Criminal attorneys are forced to take cases that could test their ethics

I believe it’s easy to overlook the challenging parts of your career when you’re having fantasies about the future every day. I thought that being a journalist would be the most exciting career I would have, but all it did was leave me with a case of post-traumatic disorder and the need to stay away from print media. In my years of desiring to be a journalist, I never stopped to consider how I would react on those days that would test my resolve. There are a lot of murders, horrible accidents, and terrible criminal acts that must be reported regardless of how you feel about it inside. I reached my breaking point when I was asked to interview the family of a college student on Christmas morning after he died in a tragic accident the day before.

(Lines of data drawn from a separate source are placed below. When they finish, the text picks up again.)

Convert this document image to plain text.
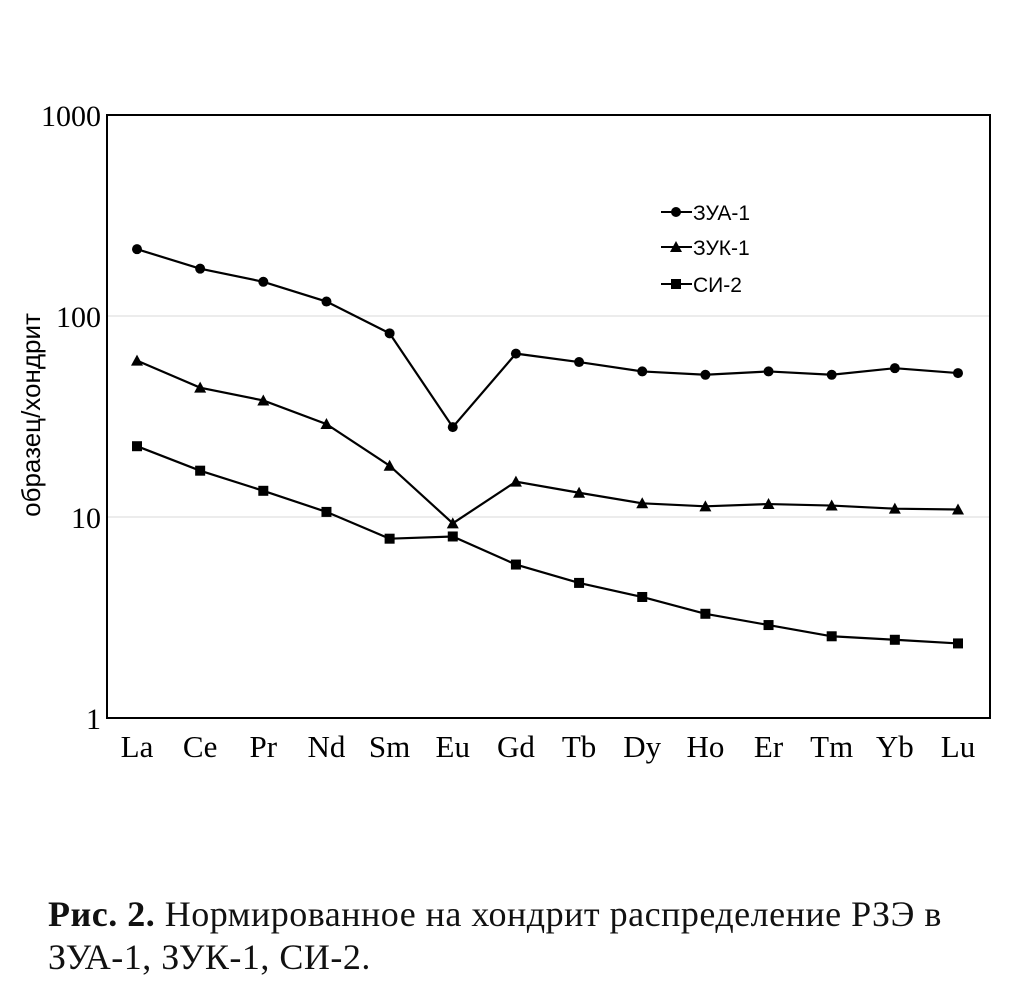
1
10
100
1000
La Ce Pr Nd Sm Eu Gd Tb Dy Ho Er Tm Yb Lu
образец/хондрит
ЗУА-1
ЗУК-1
СИ-2
Рис. 2. Нормированное на хондрит распределение РЗЭ в ЗУА-1, ЗУК-1, СИ-2.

I was selected to write the featured story for the local newspaper. After I was chased away by the family, I realized that I wasn’t meant to be a journalist. It tested my morals and values too much, so I became a production assistant instead. My best friend Mary was a criminal attorney for the state for years before she reached the point where she couldn’t take it much longer. Like me, Mary has strong ethics and values and is deeply bothered by injustice and by seeing people suffer emotional pain. Since everyone—even criminals—have the right to legal representation, she had to represent too many criminals, more times than she could handle. After a few years of crying herself to sleep while working as a criminal attorney, she switched practices and became a family and estate lawyer. She makes more money as a family attorney, and she feels fulfilled knowing that she’s doing something good with her time every day.